Taking into account current fuel pricing, interest and currency exchange rates, and some other factors, RCL estimates 2019 adjusted EPS will be in the range of $9.50 to $9.55 per share.
"2019 is shaping up to be another year of solid yield growth and record earnings despite some unusual headwinds," said Jason Liberty, executive vice president and CFO.
"As we enter 2020, we are particularly enthusiastic about the new ship deliveries, the development of new destinations, our fleet modernization and technology initiatives," Liberty said. "These investments will help us deliver even greater vacations while generating higher yields and better returns."
Fourth Quarter 2019
Net yields are expected to be up approximately 6.75 percent in constant currency and 6.25 percent as reported.
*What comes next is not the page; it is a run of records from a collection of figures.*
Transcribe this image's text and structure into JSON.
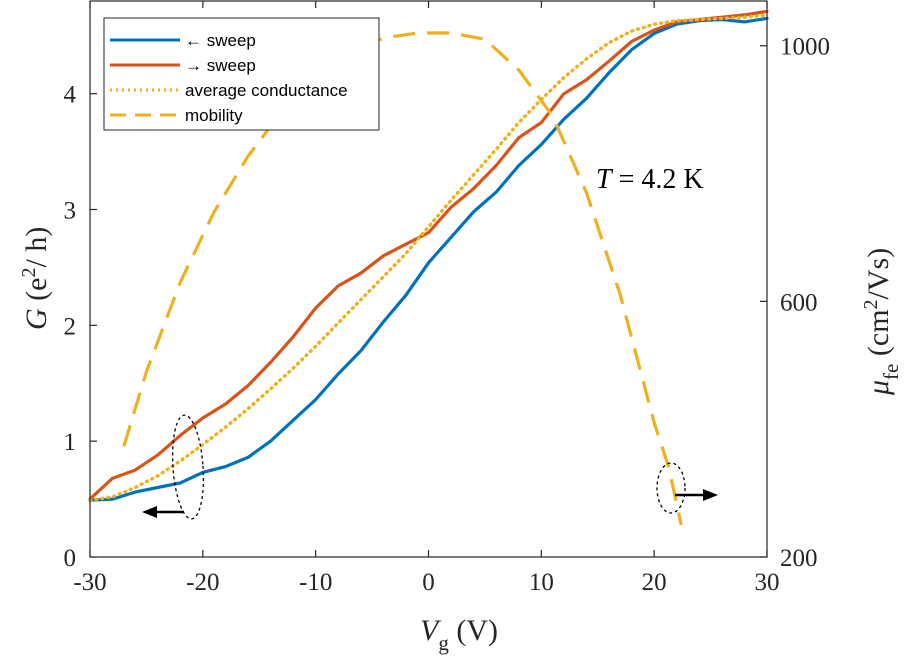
{
  "chart_data": {
    "type": "line",
    "title": "",
    "xlabel": {
      "main": "V",
      "sub": "g",
      "unit": " (V)"
    },
    "ylabel_left": {
      "main": "G",
      "unit_pre": " (e",
      "sup": "2",
      "unit_post": "/ h)"
    },
    "ylabel_right": {
      "main": "μ",
      "sub": "fe",
      "unit_pre": " (cm",
      "sup": "2",
      "unit_post": "/Vs)"
    },
    "xlim": [
      -30,
      30
    ],
    "ylim_left": [
      0,
      4.8
    ],
    "ylim_right": [
      200,
      1070
    ],
    "x_ticks": [
      -30,
      -20,
      -10,
      0,
      10,
      20,
      30
    ],
    "x_tick_labels": [
      "-30",
      "-20",
      "-10",
      "0",
      "10",
      "20",
      "30"
    ],
    "y_left_ticks": [
      0,
      1,
      2,
      3,
      4
    ],
    "y_left_tick_labels": [
      "0",
      "1",
      "2",
      "3",
      "4"
    ],
    "y_right_ticks": [
      200,
      600,
      1000
    ],
    "y_right_tick_labels": [
      "200",
      "600",
      "1000"
    ],
    "grid": false,
    "legend_position": "top-left",
    "annotation": {
      "var": "T",
      "text": " = 4.2 K"
    },
    "colors": {
      "back_sweep": "#0072BD",
      "fwd_sweep": "#D95319",
      "average": "#EDB120",
      "mobility": "#EDB120"
    },
    "series": [
      {
        "name": "← sweep",
        "axis": "left",
        "style": "solid",
        "x": [
          -30,
          -28,
          -26,
          -24,
          -22,
          -20,
          -18,
          -16,
          -14,
          -12,
          -10,
          -8,
          -6,
          -4,
          -2,
          0,
          2,
          4,
          6,
          8,
          10,
          12,
          14,
          16,
          18,
          20,
          22,
          24,
          26,
          28,
          30
        ],
        "y": [
          0.49,
          0.5,
          0.56,
          0.6,
          0.64,
          0.73,
          0.78,
          0.86,
          1.0,
          1.18,
          1.36,
          1.58,
          1.78,
          2.03,
          2.26,
          2.54,
          2.76,
          2.98,
          3.15,
          3.38,
          3.56,
          3.78,
          3.96,
          4.18,
          4.38,
          4.52,
          4.6,
          4.63,
          4.64,
          4.62,
          4.65
        ]
      },
      {
        "name": "→ sweep",
        "axis": "left",
        "style": "solid",
        "x": [
          -30,
          -28,
          -26,
          -24,
          -22,
          -20,
          -18,
          -16,
          -14,
          -12,
          -10,
          -8,
          -6,
          -4,
          -2,
          0,
          2,
          4,
          6,
          8,
          10,
          12,
          14,
          16,
          18,
          20,
          22,
          24,
          26,
          28,
          30
        ],
        "y": [
          0.5,
          0.68,
          0.75,
          0.88,
          1.05,
          1.2,
          1.32,
          1.48,
          1.68,
          1.9,
          2.15,
          2.34,
          2.45,
          2.6,
          2.7,
          2.8,
          3.02,
          3.18,
          3.38,
          3.62,
          3.75,
          4.0,
          4.12,
          4.28,
          4.45,
          4.55,
          4.62,
          4.64,
          4.66,
          4.68,
          4.71
        ]
      },
      {
        "name": "average conductance",
        "axis": "left",
        "style": "dotted",
        "x": [
          -30,
          -28,
          -26,
          -24,
          -22,
          -20,
          -18,
          -16,
          -14,
          -12,
          -10,
          -8,
          -6,
          -4,
          -2,
          0,
          2,
          4,
          6,
          8,
          10,
          12,
          14,
          16,
          18,
          20,
          22,
          24,
          26,
          28,
          30
        ],
        "y": [
          0.49,
          0.52,
          0.6,
          0.7,
          0.83,
          0.97,
          1.12,
          1.28,
          1.45,
          1.63,
          1.82,
          2.02,
          2.22,
          2.42,
          2.62,
          2.85,
          3.08,
          3.3,
          3.52,
          3.75,
          3.95,
          4.14,
          4.3,
          4.44,
          4.54,
          4.6,
          4.63,
          4.64,
          4.65,
          4.66,
          4.68
        ]
      },
      {
        "name": "mobility",
        "axis": "right",
        "style": "dashed",
        "x": [
          -27,
          -25,
          -22,
          -19,
          -16,
          -13,
          -10,
          -7,
          -4,
          -1,
          2,
          5,
          8,
          11,
          14,
          17,
          20,
          21.3,
          22.4
        ],
        "y": [
          373,
          490,
          630,
          740,
          827,
          897,
          950,
          990,
          1012,
          1020,
          1020,
          1010,
          962,
          890,
          770,
          610,
          410,
          340,
          250
        ]
      }
    ]
  }
}
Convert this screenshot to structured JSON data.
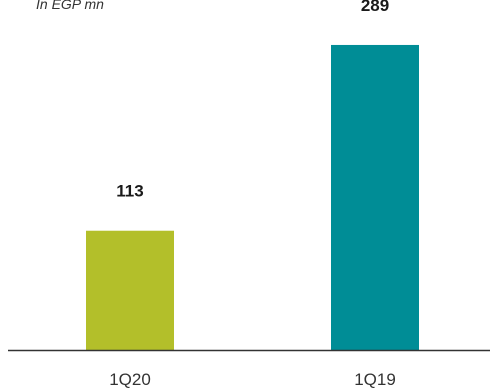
{
  "chart_data": {
    "type": "bar",
    "unit_note": "In EGP mn",
    "categories": [
      "1Q20",
      "1Q19"
    ],
    "values": [
      113,
      289
    ],
    "data_labels": [
      "113",
      "289"
    ],
    "colors": [
      "#b3bf2a",
      "#008d96"
    ],
    "axis_color": "#333333",
    "ylim": [
      0,
      300
    ],
    "grid": false,
    "legend": "none"
  }
}
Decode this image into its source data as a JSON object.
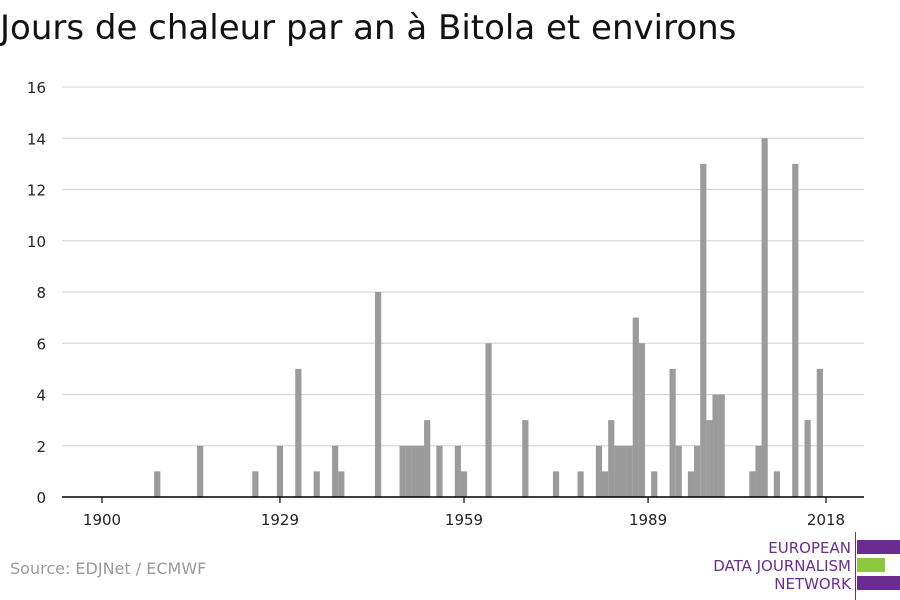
{
  "title": "Jours de chaleur par an à Bitola et environs",
  "source": "Source: EDJNet / ECMWF",
  "logo": {
    "line1": "EUROPEAN",
    "line2": "DATA JOURNALISM",
    "line3": "NETWORK"
  },
  "colors": {
    "bar": "#9b9b9b",
    "grid": "#d9d9d9",
    "axis": "#000000",
    "logo_purple": "#6a2c91",
    "logo_green": "#8dc63f"
  },
  "chart_data": {
    "type": "bar",
    "title": "Jours de chaleur par an à Bitola et environs",
    "xlabel": "",
    "ylabel": "",
    "ylim": [
      0,
      16
    ],
    "yticks": [
      0,
      2,
      4,
      6,
      8,
      10,
      12,
      14,
      16
    ],
    "xticks": [
      1900,
      1929,
      1959,
      1989,
      2018
    ],
    "xlim": [
      1900,
      2018
    ],
    "grid": true,
    "legend": "none",
    "x": [
      1909,
      1916,
      1925,
      1929,
      1932,
      1935,
      1938,
      1939,
      1945,
      1949,
      1950,
      1951,
      1952,
      1953,
      1955,
      1958,
      1959,
      1963,
      1969,
      1974,
      1978,
      1981,
      1982,
      1983,
      1984,
      1985,
      1986,
      1987,
      1988,
      1990,
      1993,
      1994,
      1996,
      1997,
      1998,
      1999,
      2000,
      2001,
      2006,
      2007,
      2008,
      2010,
      2013,
      2015,
      2017
    ],
    "values": [
      1,
      2,
      1,
      2,
      5,
      1,
      2,
      1,
      8,
      2,
      2,
      2,
      2,
      3,
      2,
      2,
      1,
      6,
      3,
      1,
      1,
      2,
      1,
      3,
      2,
      2,
      2,
      7,
      6,
      1,
      5,
      2,
      1,
      2,
      13,
      3,
      4,
      4,
      1,
      2,
      14,
      1,
      13,
      3,
      5
    ]
  }
}
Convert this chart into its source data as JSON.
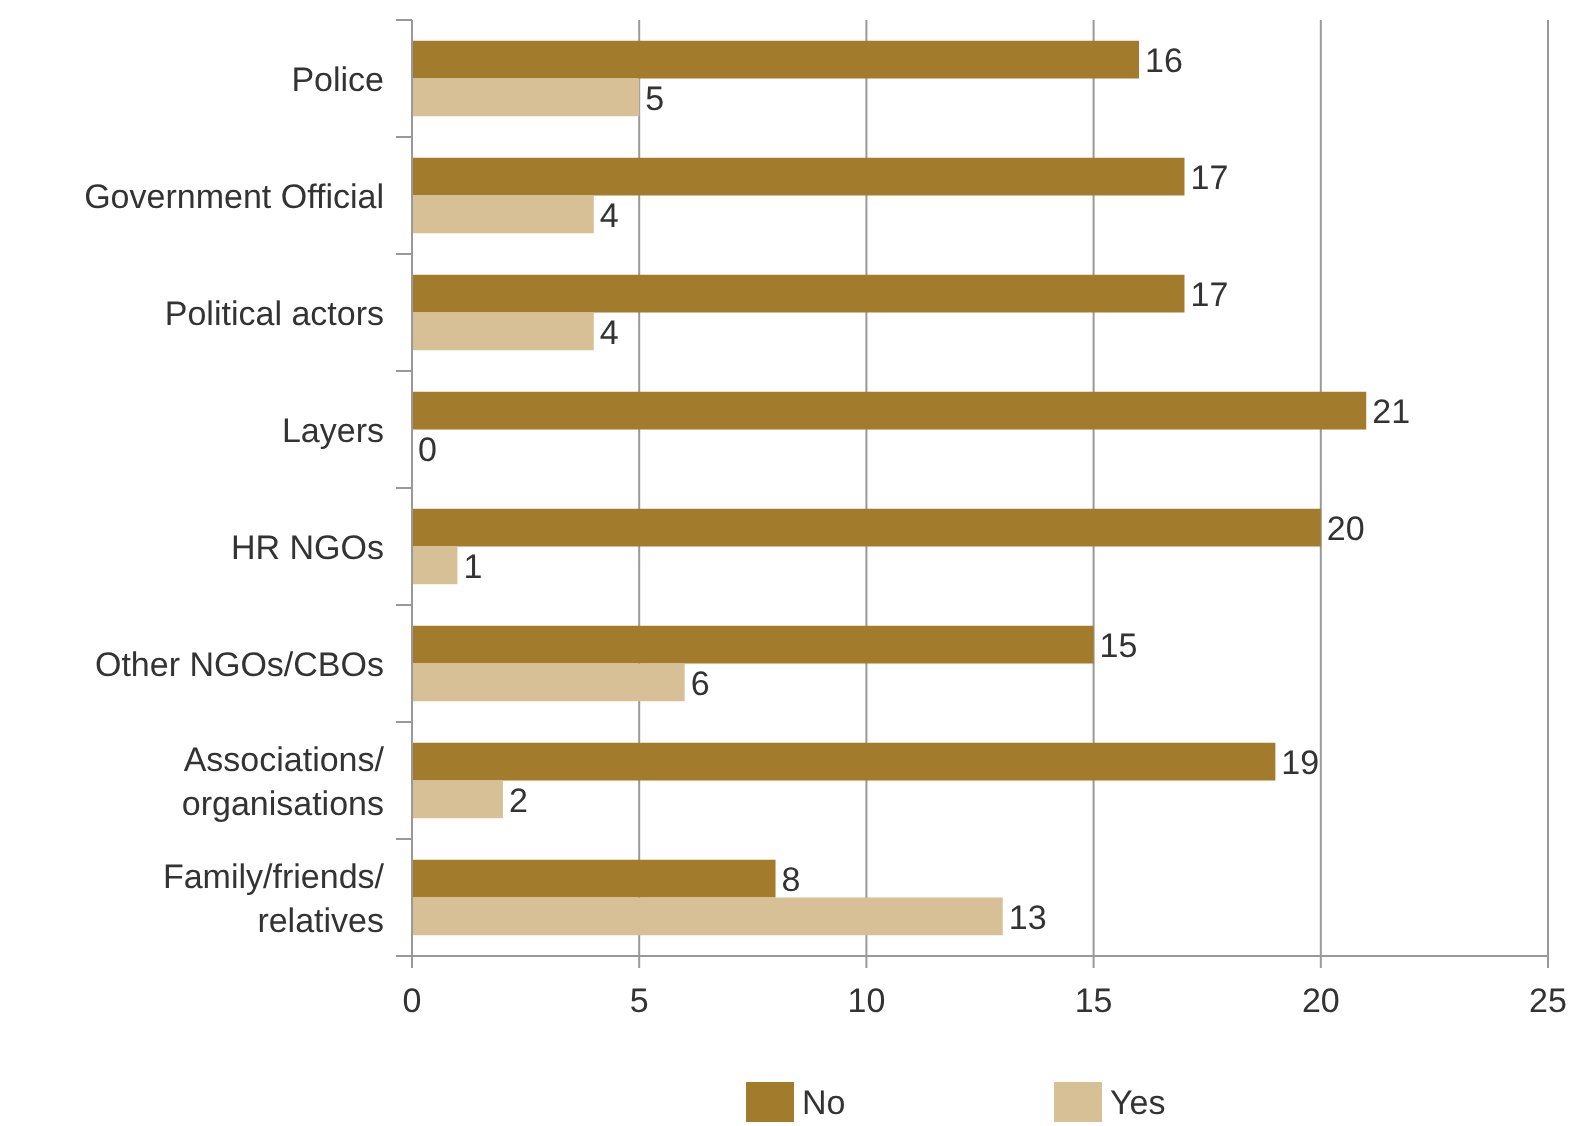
{
  "chart_data": {
    "type": "bar",
    "orientation": "horizontal",
    "categories": [
      "Police",
      "Government Official",
      "Political actors",
      "Layers",
      "HR NGOs",
      "Other NGOs/CBOs",
      "Associations/ organisations",
      "Family/friends/ relatives"
    ],
    "series": [
      {
        "name": "No",
        "color": "#a27b2c",
        "values": [
          16,
          17,
          17,
          21,
          20,
          15,
          19,
          8
        ]
      },
      {
        "name": "Yes",
        "color": "#d7bf96",
        "values": [
          5,
          4,
          4,
          0,
          1,
          6,
          2,
          13
        ]
      }
    ],
    "xlim": [
      0,
      25
    ],
    "xticks": [
      0,
      5,
      10,
      15,
      20,
      25
    ],
    "grid": "x",
    "legend": "bottom",
    "data_labels": true
  }
}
As it relates to the year-over-year cadence, the fourth quarter includes a higher number of drydocks affecting the cost metric.
The company anticipates that fourth quarter adjusted EPS will be approximately $1.40 per share.
RCL Liquidity & Capacity
As of September 30, 2019, RCL's liquidity was $2.2 billion, including cash and the undrawn portion of the company's unsecured revolving credit facilities, net of any outstanding commercial paper borrowings.
Based upon current ship orders, projected capital expenditures for full year 2019, 2020, 2021, 2022 and 2023 are $3 billion, $4.5 billion, $3.5 billion, $3.6 billion and $2.9 billion, respectively.
Capacity changes for 2019, 2020, 2021, 2022 and 2023 are expected to be 7.9 percent, 4.8 percent, 8 percent, 8.8 percent and 4.2 percent, respectively.